Pretty much  I'd say _un cheerleader_ too. Un_ pom-pom girl _is obviously not appropriate, and _pom-pom boy_ would sound a bit silly.


----------



## Colombia asking for help

What about when we talk about the goals we want to fulfill and we have a group of cheerleaders to encourage us.
Here is the quote from A MENTALIST'S GUIDE TO BEING HAPPY
BY: David Robson
"_Imagine imagine that you are standing on one side of a river, and you want to reach the latch on the other side
You you have a group of *cheerleaders* behind you, egging you on — no matter how are you strain your muscles,  you can quite overcome it. by the time you reach the other bank, you have been pulled far from the place you intended to be_"
My attempt :
À l'arrière de vous, il y a une *groupe d' animatrices pour t'encourager.*
Sinon j'ai aussi:
 Vous avez _une groupe de cheerleader pour vous encourager_...


----------



## Colombia asking for help

J'ai mis cette example car il est utilisée dans un contexte trés different de ceci des pum-pum girls


----------



## Kecha

Colombia asking for help said:


> À l'arrière de *Derrière *vous, il y a *un**e* groupe de cheerleaders *qui t' vous encourager.*


On pourrait dire "un groupe de supporters" ou même "des fans". Je ne pense pas que la notion de jupette ou d'acrobatie soit très pertinente dans cet usage, plutôt le fait d'encourager.
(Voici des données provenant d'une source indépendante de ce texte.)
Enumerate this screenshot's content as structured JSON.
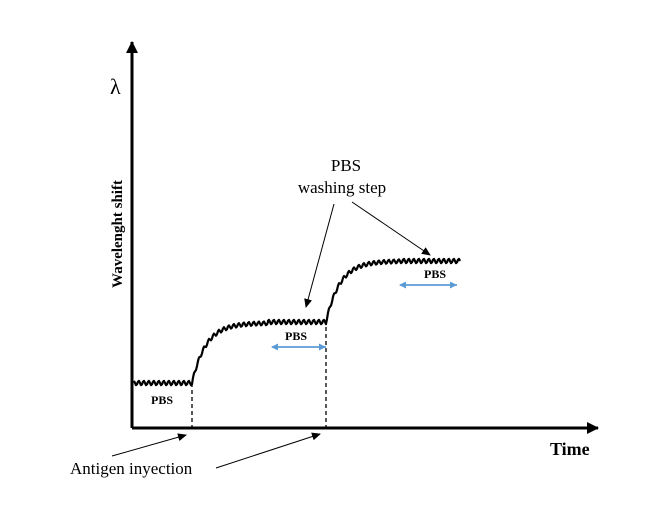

A ce titre les supporters ou les fans sont une image plus facile à comprendre pour les francophones que les cheerleaders ...


----------



## Colombia asking for help

Kecha said:


> On pourrait dire "un groupe de supporters" ou même "des fans". Je ne pense pas que la notion de jupette ou d'acrobatie soit très pertinente dans cet usage, plutôt le fait d'encourager. A ce titre les supporters ou les fans sont une image plus facile à comprendre pour les francophones que les cheerleaders ...


Et parfois, selon mon propre expérience, c'est bon de laisser le terme comme ça


----------